How Writing Heals

Roberta Temes, Ph.D. is an accomplished author, editor and writing instructor, as well as a seasoned psychotherapist and psychology faculty member. She lectures around the country at corporate meetings, medical conferences and health spas.

Translating your feelings into words brings you amazing results. All you need to do is write about important life events. Write with feeling. Write with truth. Write about significant experiences, good and bad, and then write about your emotional responses to those experiences. You will benefit both physically and emotionally; it’s been proven that constructing your story is an exercise in healing. …

“Research tells us that the health benefits of writing about your life may include:

  • Improving Your Immune System. Studies have shown that your grades could improve if you are a student; and your number of sick days could be reduced if you are a worker; asthma sufferers have fewer attacks and AIDS patients have higher T-cell counts. These advantages occur as a result of investigating your past and then putting your thoughts into words. Your immune system becomes stronger when unresolved, previously unexplored incidents are revealed.
  • Reducing Your Anxiety Levels. When you write, you expose the truth. Telling the truth extinguishes the emotional burden of secrecy; keeping a secret uses up valuable energy. When you put your emotional distress into words it is no longer wandering through your mind causing worry, tension, insomnia, and other disturbances.
  • Eliminating Your Obsessions. Obsessions may be caused by unanswered questions. When your mind is busy asking ‘why,’ your focus becomes restricted to that one subject. Structuring past events into a coherent story permits you to manage your feelings about those events and eventually store them away — obsessions will diminish and then disappear.

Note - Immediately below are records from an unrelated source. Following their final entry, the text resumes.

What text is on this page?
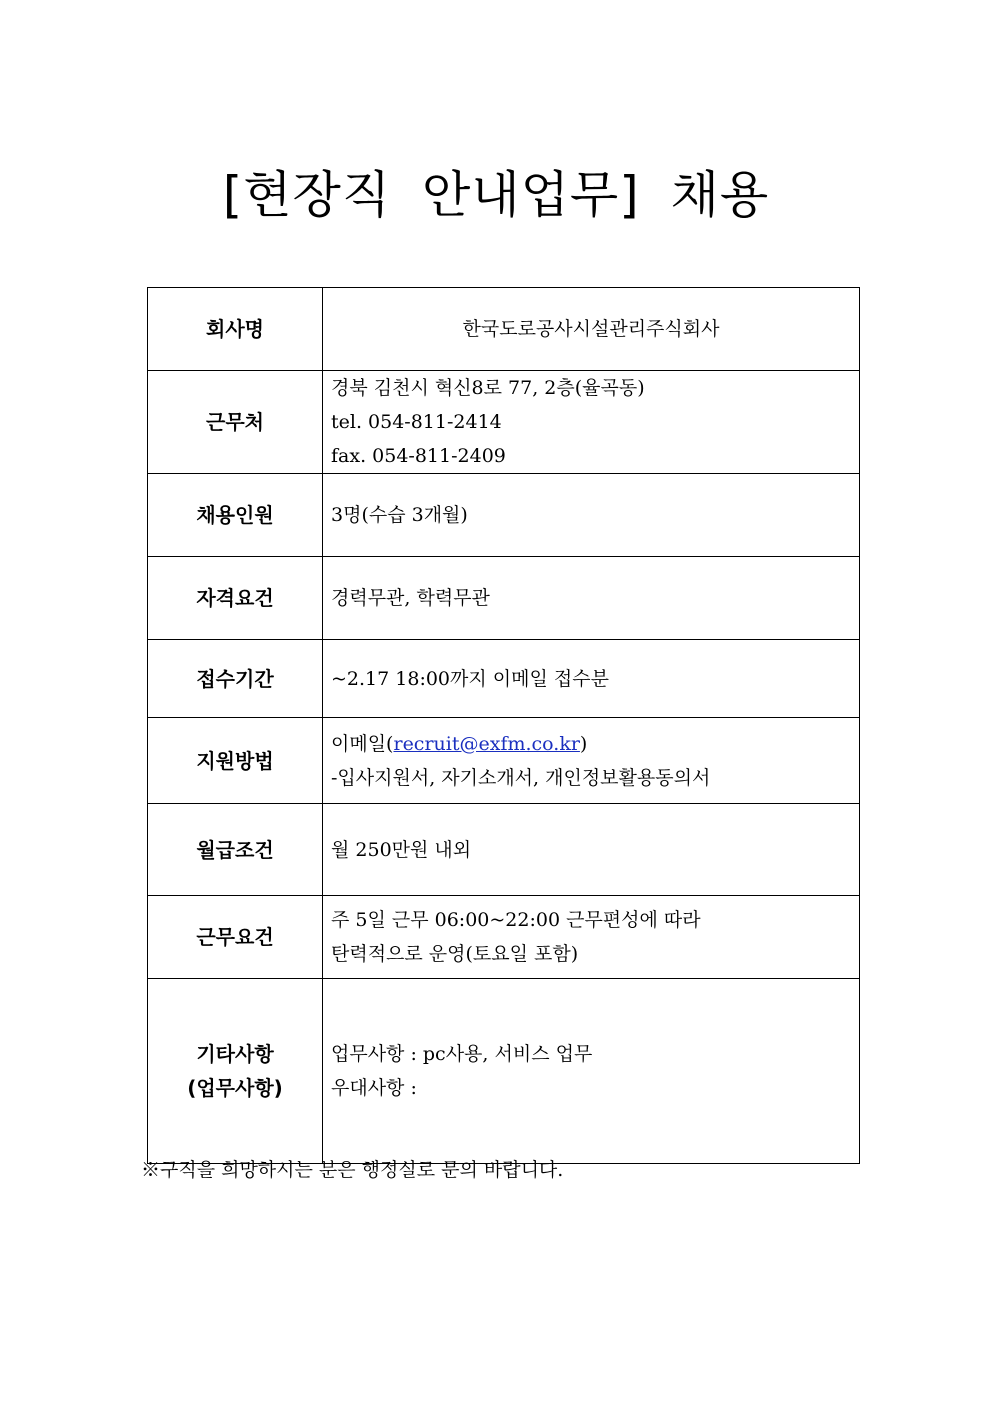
[현장직 안내업무] 채용
회사명	한국도로공사시설관리주식회사

근무처	경북 김천시 혁신8로 77, 2층(율곡동)
tel. 054-811-2414
fax. 054-811-2409

채용인원	3명(수습 3개월)

자격요건	경력무관, 학력무관

접수기간	~2.17 18:00까지 이메일 접수분

지원방법	이메일(recruit@exfm.co.kr)
-입사지원서, 자기소개서, 개인정보활용동의서

월급조건	월 250만원 내외

근무요건	주 5일 근무 06:00~22:00 근무편성에 따라
탄력적으로 운영(토요일 포함)

기타사항
(업무사항)	업무사항 : pc사용, 서비스 업무
우대사항 :
※구직을 희망하시는 분은 행정실로 문의 바랍니다.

If there are traumas in your past please know that the emotional fallout from trauma is distress and distress can be alleviated by writing about the trauma and about your response to it. When you write, you safely summarize, organize and then explain your past. Forming that narrative calms your complicated sensitive memories.

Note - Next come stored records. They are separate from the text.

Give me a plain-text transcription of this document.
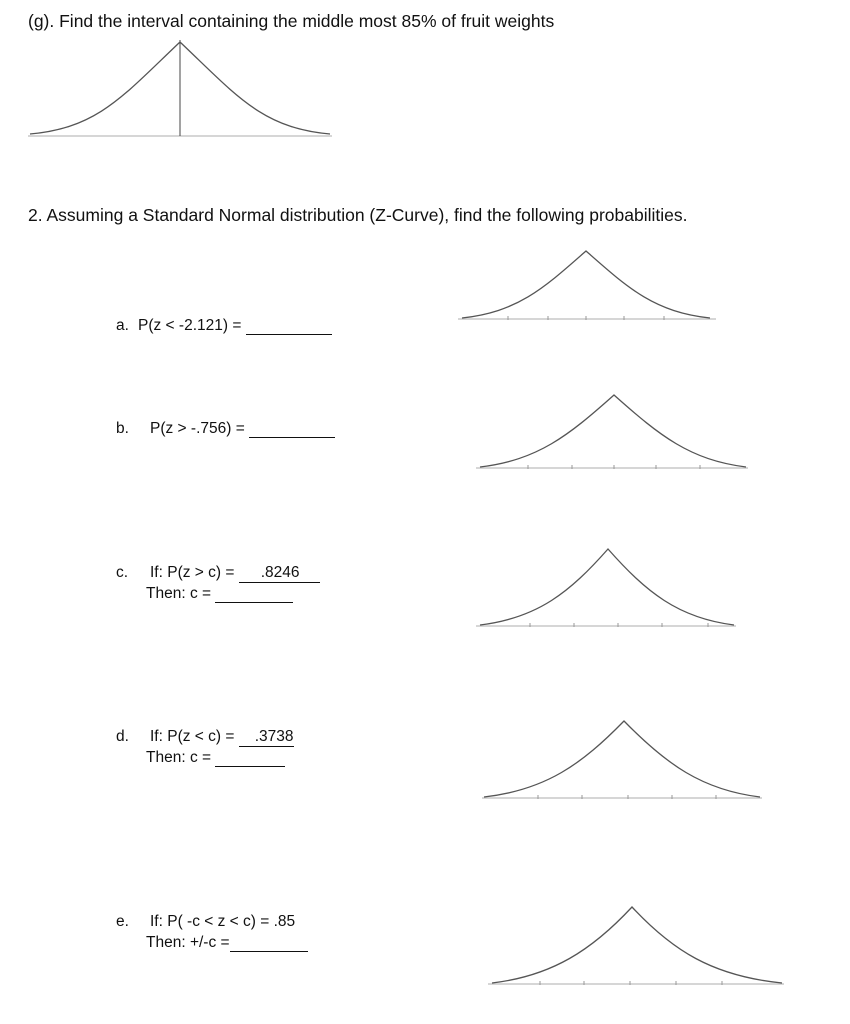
(g). Find the interval containing the middle most 85% of fruit weights
2. Assuming a Standard Normal distribution (Z-Curve), find the following probabilities.
a. P(z < -2.121) =
b. P(z > -.756) =
c. If: P(z > c) = .8246
Then: c =
d. If: P(z < c) = .3738
Then: c =
e. If: P( -c < z < c) = .85
Then: +/-c =
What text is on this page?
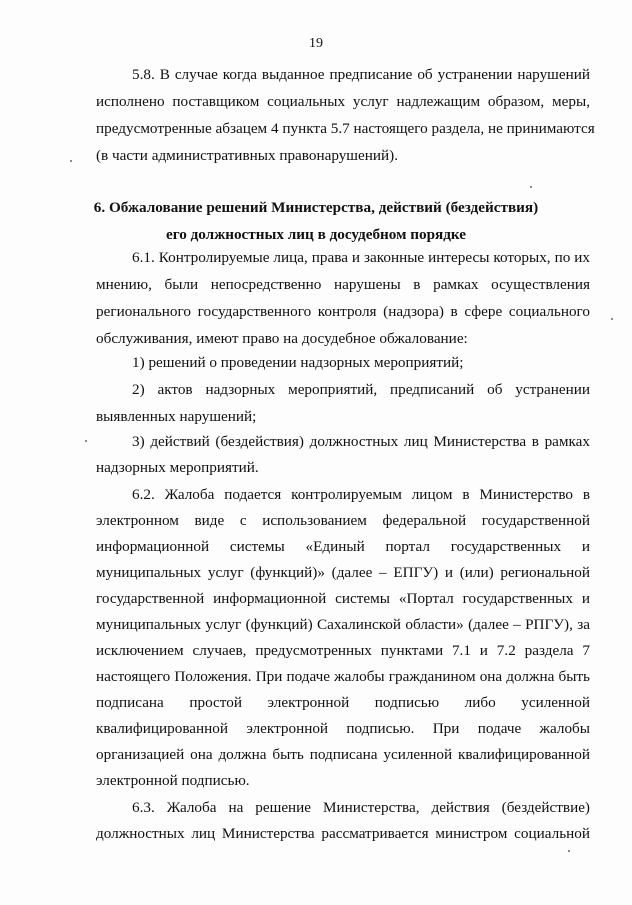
19
5.8. В случае когда выданное предписание об устранении нарушений
исполнено поставщиком социальных услуг надлежащим образом, меры,
предусмотренные абзацем 4 пункта 5.7 настоящего раздела, не принимаются
(в части административных правонарушений).
6. Обжалование решений Министерства, действий (бездействия)
его должностных лиц в досудебном порядке
6.1. Контролируемые лица, права и законные интересы которых, по их
мнению, были непосредственно нарушены в рамках осуществления
регионального государственного контроля (надзора) в сфере социального
обслуживания, имеют право на досудебное обжалование:
1) решений о проведении надзорных мероприятий;
2) актов надзорных мероприятий, предписаний об устранении
выявленных нарушений;
3) действий (бездействия) должностных лиц Министерства в рамках
надзорных мероприятий.
6.2. Жалоба подается контролируемым лицом в Министерство в
электронном виде с использованием федеральной государственной
информационной системы «Единый портал государственных и
муниципальных услуг (функций)» (далее – ЕПГУ) и (или) региональной
государственной информационной системы «Портал государственных и
муниципальных услуг (функций) Сахалинской области» (далее – РПГУ), за
исключением случаев, предусмотренных пунктами 7.1 и 7.2 раздела 7
настоящего Положения. При подаче жалобы гражданином она должна быть
подписана простой электронной подписью либо усиленной
квалифицированной электронной подписью. При подаче жалобы
организацией она должна быть подписана усиленной квалифицированной
электронной подписью.
6.3. Жалоба на решение Министерства, действия (бездействие)
должностных лиц Министерства рассматривается министром социальной
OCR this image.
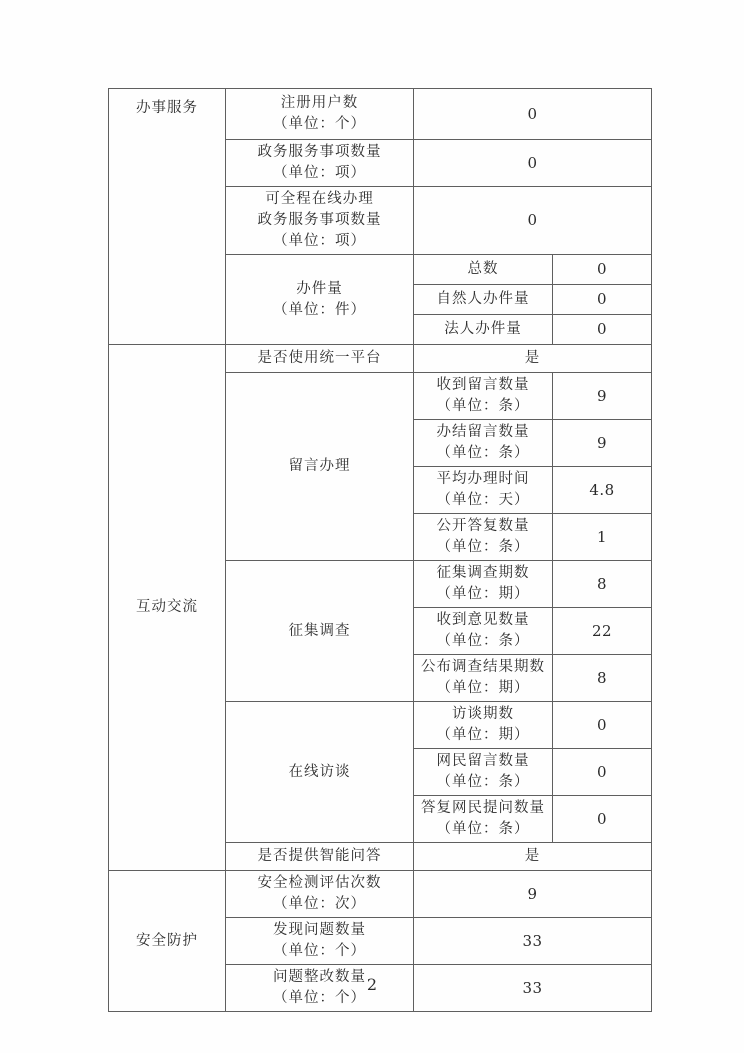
办事服务	注册用户数
（单位：个）	0	

	政务服务事项数量
（单位：项）	0	

	可全程在线办理
政务服务事项数量
（单位：项）	0	

	办件量
（单位：件）	总数	0
		自然人办件量	0
		法人办件量	0

互动交流	是否使用统一平台	是	
	留言办理	收到留言数量
（单位：条）	9

		办结留言数量
（单位：条）	9

		平均办理时间
（单位：天）	4.8

		公开答复数量
（单位：条）	1
	征集调查	征集调查期数
（单位：期）	8

		收到意见数量
（单位：条）	22

		公布调查结果期数
（单位：期）	8
	在线访谈	访谈期数
（单位：期）	0

		网民留言数量
（单位：条）	0

		答复网民提问数量
（单位：条）	0
	是否提供智能问答	是	

安全防护	安全检测评估次数
（单位：次）	9	

	发现问题数量
（单位：个）	33	

	问题整改数量
（单位：个）	33	
2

“It takes a few weeks after writing your story to get the full beneficial effect. Your mind needs time to absorb it all and reconfigure.

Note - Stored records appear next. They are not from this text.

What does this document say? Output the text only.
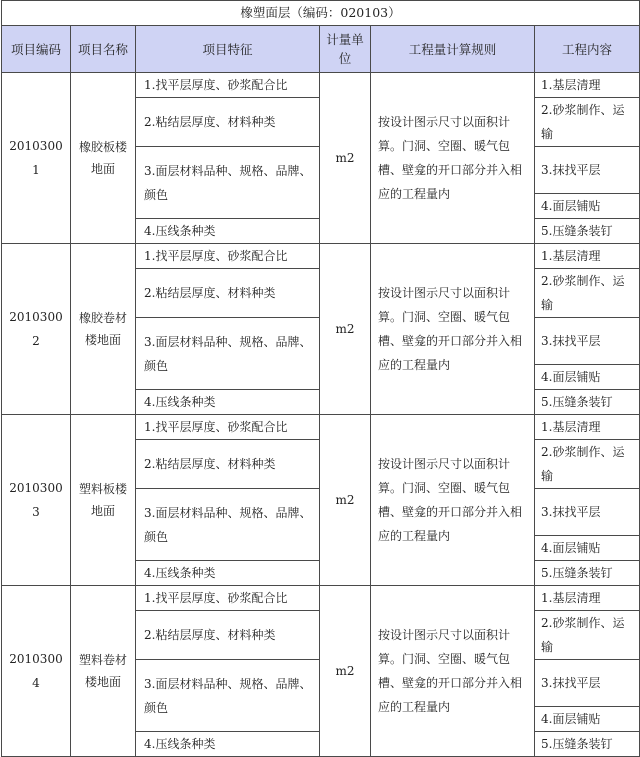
橡塑面层（编码：020103）					
项目编码	项目名称	项目特征	计量单位	工程量计算规则	工程内容
20103001	橡胶板楼地面	1.找平层厚度、砂浆配合比	m2	按设计图示尺寸以面积计算。门洞、空圈、暖气包槽、壁龛的开口部分并入相应的工程量内	1.基层清理
		2.粘结层厚度、材料种类			2.砂浆制作、运输
		3.面层材料品种、规格、品牌、颜色			3.抹找平层
					4.面层铺贴
		4.压线条种类			5.压缝条装钉
20103002	橡胶卷材楼地面	1.找平层厚度、砂浆配合比	m2	按设计图示尺寸以面积计算。门洞、空圈、暖气包槽、壁龛的开口部分并入相应的工程量内	1.基层清理
		2.粘结层厚度、材料种类			2.砂浆制作、运输
		3.面层材料品种、规格、品牌、颜色			3.抹找平层
					4.面层铺贴
		4.压线条种类			5.压缝条装钉
20103003	塑料板楼地面	1.找平层厚度、砂浆配合比	m2	按设计图示尺寸以面积计算。门洞、空圈、暖气包槽、壁龛的开口部分并入相应的工程量内	1.基层清理
		2.粘结层厚度、材料种类			2.砂浆制作、运输
		3.面层材料品种、规格、品牌、颜色			3.抹找平层
					4.面层铺贴
		4.压线条种类			5.压缝条装钉
20103004	塑料卷材楼地面	1.找平层厚度、砂浆配合比	m2	按设计图示尺寸以面积计算。门洞、空圈、暖气包槽、壁龛的开口部分并入相应的工程量内	1.基层清理
		2.粘结层厚度、材料种类			2.砂浆制作、运输
		3.面层材料品种、规格、品牌、颜色			3.抹找平层
					4.面层铺贴
		4.压线条种类			5.压缝条装钉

“When you decide to write about various events in your life you create wonderful documentation in addition to getting the health benefits. When you release all the thoughts and feelings that are uppermost in your mind you gain clarity and a broader perspective, and possibly a new viewpoint, too.

“If you decide to write your memoir, the world will know what you’ve been through, what you’ve discovered, what you’ve accomplished. That’s terrific. Readers, particularly future generations in your family, will appreciate learning about you. When you examine your past please be open-minded and explore new possibilities and new interpretations.

“When you write, don’t worry about spelling. Don’t worry about sentence structure. Just write. You can always take care of grammar at a later date. Don’t interrupt your free flow of thoughts. Write as if you are the only one who will ever read what you’re writing — that’s how the authentic you emerges. Good luck.